PathNet is composed of layers of modules. Each module is a Neural Network of any type, it could be convolutional, recurrent, feedforward and whatnot.
Each of those nine boxes is the PathNet at a different iteration. In this case, PathNet was trained on two different games using a Advantage Actor-critic or A3C. Although Pong and Alien seem very different at first, we observe a positive transfer learning using PathNet (take a look at the score graph).
How does it train
First of all, we need to define the modules. Let L be the number of layers and N be the maximum number of modules per layer (the paper indicates that N is typically 3 or 4).
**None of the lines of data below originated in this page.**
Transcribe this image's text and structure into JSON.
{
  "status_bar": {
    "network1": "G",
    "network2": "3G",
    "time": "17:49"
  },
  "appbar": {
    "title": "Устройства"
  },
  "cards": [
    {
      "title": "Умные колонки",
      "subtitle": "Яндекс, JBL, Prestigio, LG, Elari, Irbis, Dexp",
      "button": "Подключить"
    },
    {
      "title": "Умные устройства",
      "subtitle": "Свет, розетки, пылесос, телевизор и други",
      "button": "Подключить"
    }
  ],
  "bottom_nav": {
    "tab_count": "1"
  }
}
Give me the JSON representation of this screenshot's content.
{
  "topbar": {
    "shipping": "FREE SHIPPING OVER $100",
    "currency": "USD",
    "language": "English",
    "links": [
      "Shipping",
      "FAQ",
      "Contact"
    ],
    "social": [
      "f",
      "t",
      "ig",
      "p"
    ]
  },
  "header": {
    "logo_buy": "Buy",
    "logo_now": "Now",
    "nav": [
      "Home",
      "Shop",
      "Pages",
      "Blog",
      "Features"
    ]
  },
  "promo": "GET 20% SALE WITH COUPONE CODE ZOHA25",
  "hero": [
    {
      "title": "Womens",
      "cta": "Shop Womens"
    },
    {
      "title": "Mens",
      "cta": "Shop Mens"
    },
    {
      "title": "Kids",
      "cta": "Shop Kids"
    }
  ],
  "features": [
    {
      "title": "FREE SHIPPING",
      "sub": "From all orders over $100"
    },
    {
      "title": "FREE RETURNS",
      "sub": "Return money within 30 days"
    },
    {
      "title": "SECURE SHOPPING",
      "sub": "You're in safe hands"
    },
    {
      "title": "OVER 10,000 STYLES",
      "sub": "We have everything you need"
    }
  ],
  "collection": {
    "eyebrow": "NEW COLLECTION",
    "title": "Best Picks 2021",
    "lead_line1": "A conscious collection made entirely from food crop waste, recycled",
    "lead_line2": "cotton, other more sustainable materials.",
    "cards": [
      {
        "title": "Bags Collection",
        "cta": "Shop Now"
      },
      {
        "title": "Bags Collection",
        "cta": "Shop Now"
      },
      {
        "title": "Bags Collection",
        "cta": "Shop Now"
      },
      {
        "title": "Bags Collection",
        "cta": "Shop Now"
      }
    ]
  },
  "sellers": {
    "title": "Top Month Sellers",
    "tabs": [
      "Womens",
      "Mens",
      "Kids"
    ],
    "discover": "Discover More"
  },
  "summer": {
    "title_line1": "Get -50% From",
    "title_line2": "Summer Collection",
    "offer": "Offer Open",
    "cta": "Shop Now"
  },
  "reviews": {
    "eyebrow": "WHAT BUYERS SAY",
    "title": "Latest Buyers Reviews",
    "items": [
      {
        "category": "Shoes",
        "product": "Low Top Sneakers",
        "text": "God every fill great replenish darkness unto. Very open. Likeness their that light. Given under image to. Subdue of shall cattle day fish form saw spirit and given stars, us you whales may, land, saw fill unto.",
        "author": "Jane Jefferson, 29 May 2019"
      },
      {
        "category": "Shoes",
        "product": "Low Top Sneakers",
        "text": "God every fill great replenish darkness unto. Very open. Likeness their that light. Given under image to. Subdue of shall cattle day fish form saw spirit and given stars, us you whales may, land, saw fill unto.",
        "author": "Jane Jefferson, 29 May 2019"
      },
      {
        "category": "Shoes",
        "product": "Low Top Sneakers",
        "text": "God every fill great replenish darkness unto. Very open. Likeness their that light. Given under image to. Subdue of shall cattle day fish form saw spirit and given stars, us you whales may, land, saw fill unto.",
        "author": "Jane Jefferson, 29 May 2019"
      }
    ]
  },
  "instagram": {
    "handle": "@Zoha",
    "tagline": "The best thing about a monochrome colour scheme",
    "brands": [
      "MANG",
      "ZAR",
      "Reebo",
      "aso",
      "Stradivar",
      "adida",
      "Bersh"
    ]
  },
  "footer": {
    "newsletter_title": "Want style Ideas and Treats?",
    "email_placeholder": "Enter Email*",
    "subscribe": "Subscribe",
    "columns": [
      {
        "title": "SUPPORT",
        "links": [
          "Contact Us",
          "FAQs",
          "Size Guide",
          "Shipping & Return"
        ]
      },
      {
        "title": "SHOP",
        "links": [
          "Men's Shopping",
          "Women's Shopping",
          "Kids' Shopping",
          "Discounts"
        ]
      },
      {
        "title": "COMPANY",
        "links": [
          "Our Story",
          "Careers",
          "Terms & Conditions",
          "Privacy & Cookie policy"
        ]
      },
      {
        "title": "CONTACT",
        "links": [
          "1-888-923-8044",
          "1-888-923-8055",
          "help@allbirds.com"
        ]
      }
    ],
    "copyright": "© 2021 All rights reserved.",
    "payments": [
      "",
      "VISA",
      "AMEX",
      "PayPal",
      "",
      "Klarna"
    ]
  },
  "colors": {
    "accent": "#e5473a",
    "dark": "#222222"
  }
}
The last layer is dense and not shared between the different tasks. Using A3c, this last layer represents the value function and policy evaluation.
After defining those modules, P genotypes (=pathways) are generated in the network. Due to the asynchronous nature of A3c, multiple workers are spawned to evaluate each genotype. After T episodes, a worker selects a couple of other pathways to compare to, if any of those pathways have a better fitness, it adopts it and continues training with that new pathway. If not, the worker continues evaluating the fitness of its pathway.
Pathways are trained using stochastic gradient descent with back-propagation throughout a single path at a time. This guarantees a manageable training time.
After learning a task, the network fixes all parameters on the optimal path. All other parameters must be reinitialized, otherwise PathNet will perform poorly on a new task.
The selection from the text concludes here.